Alternatively, use https://127.0.0.1:8080/ without modifying hosts.

Note: Pick one host and stick with it - logging in on one host doesn't log you in on another.

Why TLS is required: ATR uses the actual ASF OAuth server for login, even in development. This keeps development behavior aligned with production.

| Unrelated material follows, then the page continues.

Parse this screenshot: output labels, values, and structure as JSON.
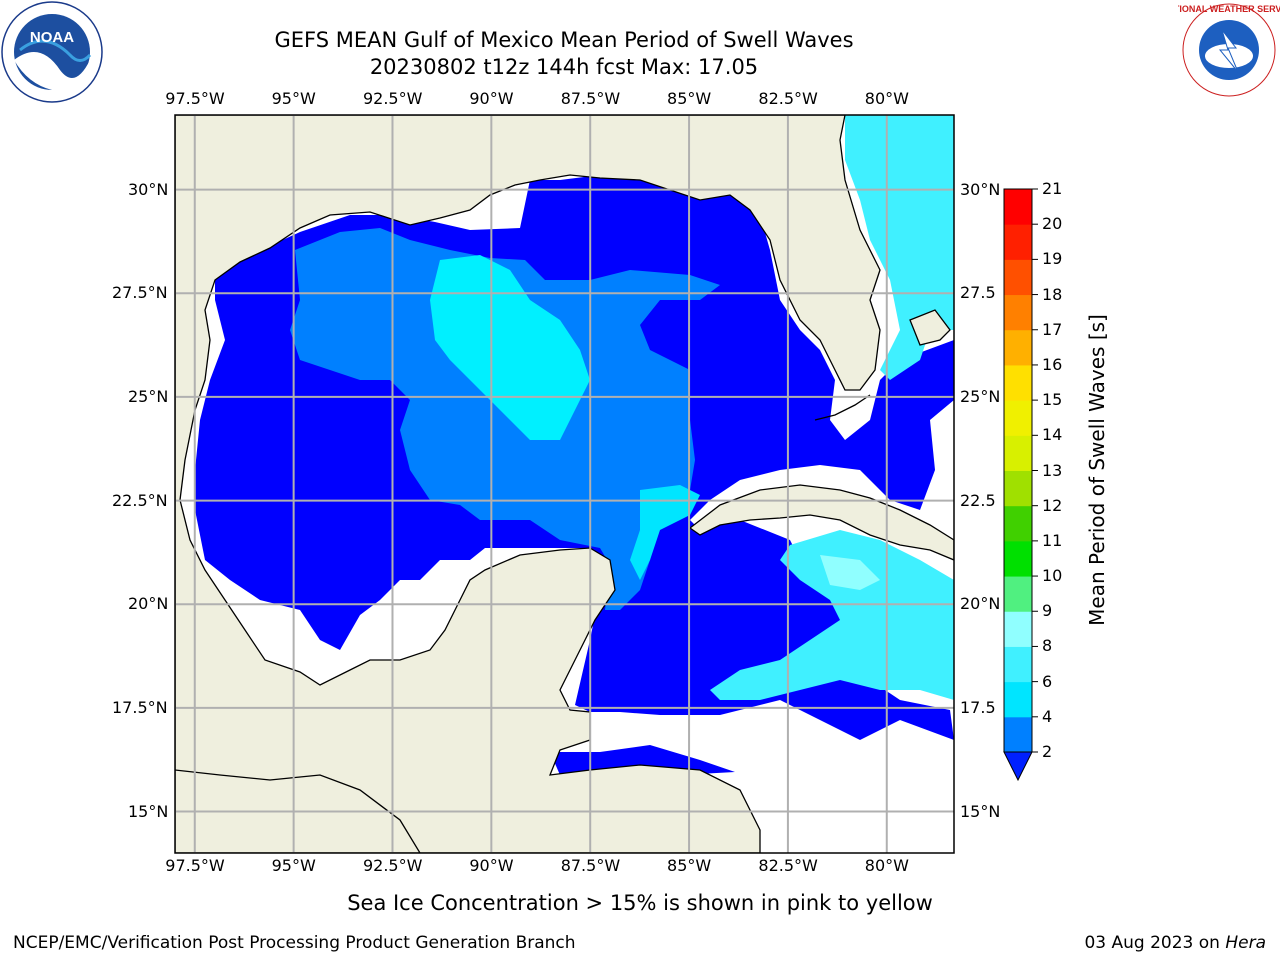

Initial startup: It takes 1-2 minutes to fetch committee and project information from the ASF website. Until complete, no existing committees/projects will appear.

Development workflow

  1. Set up pre-commit hooks:

    uv run pre-commit --frozen install
  2. Run code checks:

    make check        # Full checks
    make check-light  # Quick checks
  3. Run tests:

    sh tests/run-playwright.sh   # Browser tests with Docker Compose
    sh tests/run-e2e.sh          # End-to-end tests
  4. Build documentation:

    make docs

Key Make targets

Target Description
make serve-local Run server locally with debug mode
make check Run all pre-commit checks
make check-light Run quick pre-commit checks
make docs Build documentation
make build-alpine Build the Alpine container
make run-playwright Run browser tests

See BUILD.md for the complete list of build targets.

Project structure

tooling-trusted-releases/
├── atr/              # Main application source code
│   ├── api/          # API endpoints
│   ├── db/           # Database interfaces
│   ├── docs/         # Documentation (Markdown)
│   ├── get/          # GET route handlers
│   ├── models/       # Data models (SQLModel/Pydantic)
│   ├── post/         # POST route handlers
│   ├── shared/       # Shared route handler code
│   ├── storage/      # Storage interface
│   ├── tasks/        # Background task definitions
│   └── templates/    # Jinja2 templates
├── playwright/       # Browser test scripts
├── scripts/          # Build and utility scripts
├── state/            # Runtime state (created at runtime)
└── tests/            # Test configuration and e2e tests

Useful resources

Troubleshooting

Certificate issues

If you encounter TLS certificate problems when running directly:

  1. Ensure mkcert is installed and run make certs-local
  2. You may need to run mkcert -install to trust the local CA
  3. See the mkcert documentation for platform-specific guidance

Security note: mkcert -install creates a CA valid for 10 years for your system, Java, and Firefox. If the private key (rootCA-key.pem in the directory shown by mkcert -CAROOT) is ever leaked, anyone could create certificates trusted by your system. See the mkcert caveats.

Container issues

If Docker Compose fails:

# Clean up and rebuild
docker compose down -v
docker compose build --no-cache
docker compose up

Session caching (local development)

Developers without LDAP credentials can cache session information:

  1. Visit /user/cache
  2. Press the "Cache me!" button
  3. Restart the server to clear the authorization cache if needed

This writes your session to the ATR state directory, which is consulted instead of LDAP. This feature only works in debug mode (make serve-local).